I took the Enron dataset and processed it using Tika and Behemoth. It contains 517,424 documents.
Using Tika 0.9 I encountered runtime errors on 27,224 documents. Sorting the exceptions, there were four different stack traces. I enclose a summary of these exceptions below. However I did not see the problems with Tagsoup parsing that Benson reports?
I then took the version of Tika in head. Here I encountered run time errors on 1,218 documents. I enclose a summary of these exceptions below also. There were two sources of error. First, the Enron corpus contains emails with lines longer than the default 10,000 characters used in the RFC822Parser parser.
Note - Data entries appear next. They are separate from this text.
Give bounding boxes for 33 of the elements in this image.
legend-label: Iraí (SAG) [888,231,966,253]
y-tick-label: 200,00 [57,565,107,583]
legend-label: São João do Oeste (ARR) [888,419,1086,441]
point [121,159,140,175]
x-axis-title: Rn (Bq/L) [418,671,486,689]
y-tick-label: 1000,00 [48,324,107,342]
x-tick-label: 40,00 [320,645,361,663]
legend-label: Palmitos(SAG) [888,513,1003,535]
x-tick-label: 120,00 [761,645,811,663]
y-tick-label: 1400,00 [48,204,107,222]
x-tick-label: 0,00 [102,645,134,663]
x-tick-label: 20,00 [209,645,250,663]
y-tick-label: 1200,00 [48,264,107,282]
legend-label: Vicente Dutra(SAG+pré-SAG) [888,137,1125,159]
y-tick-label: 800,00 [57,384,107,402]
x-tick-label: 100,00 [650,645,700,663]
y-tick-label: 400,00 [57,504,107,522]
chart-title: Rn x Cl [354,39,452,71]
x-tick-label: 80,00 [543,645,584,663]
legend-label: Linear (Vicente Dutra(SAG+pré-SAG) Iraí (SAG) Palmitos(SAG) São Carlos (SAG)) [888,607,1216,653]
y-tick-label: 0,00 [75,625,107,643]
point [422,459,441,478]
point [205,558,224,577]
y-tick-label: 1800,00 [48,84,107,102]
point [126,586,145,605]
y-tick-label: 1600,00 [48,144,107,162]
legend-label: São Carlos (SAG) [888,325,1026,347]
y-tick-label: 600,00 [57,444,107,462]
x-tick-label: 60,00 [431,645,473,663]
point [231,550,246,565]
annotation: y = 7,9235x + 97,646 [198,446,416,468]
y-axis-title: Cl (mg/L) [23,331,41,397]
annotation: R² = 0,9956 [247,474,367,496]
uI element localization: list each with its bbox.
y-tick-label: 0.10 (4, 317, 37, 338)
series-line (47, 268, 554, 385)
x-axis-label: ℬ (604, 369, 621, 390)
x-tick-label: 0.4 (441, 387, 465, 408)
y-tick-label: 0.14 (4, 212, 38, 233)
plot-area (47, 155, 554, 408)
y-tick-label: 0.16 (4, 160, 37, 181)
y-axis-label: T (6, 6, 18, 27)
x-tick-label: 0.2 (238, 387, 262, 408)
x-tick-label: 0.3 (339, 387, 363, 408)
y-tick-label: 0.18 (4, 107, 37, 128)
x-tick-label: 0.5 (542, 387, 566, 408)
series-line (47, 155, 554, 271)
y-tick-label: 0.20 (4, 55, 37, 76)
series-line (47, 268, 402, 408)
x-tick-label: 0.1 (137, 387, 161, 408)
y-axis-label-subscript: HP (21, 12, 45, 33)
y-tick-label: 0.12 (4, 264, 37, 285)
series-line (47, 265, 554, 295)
The other problem is that the Enron corpus contains malformed dates, which cause apache-mime4j to throw a MimeException.
The first problem is easily fixed because RFC822Parser is configured from a MimeEntityConfig object, so passing in an object with a higher MaxLineLen - e.g. 60,000 - avoids these exceptions. I noticed that MimeEntityConfig also contains an option for "strict parsing". Currently MailContentHandler only performs strict parsing, i.e. if a MimeException is encountered when processing any fields in MailContentHandler.field then it is passed back up and processing the document fails. However, we may prefer not to have strict parsing i.e. continue even if processing one or more fields fails. This can be achieved by placing a try / catch block around the logic inside MailContentHandler.field(), and only rethrowing the error if strictParsing is enabled, otherwise we log the error.
I then re-ran this on the entire corpus and it parsed successfully.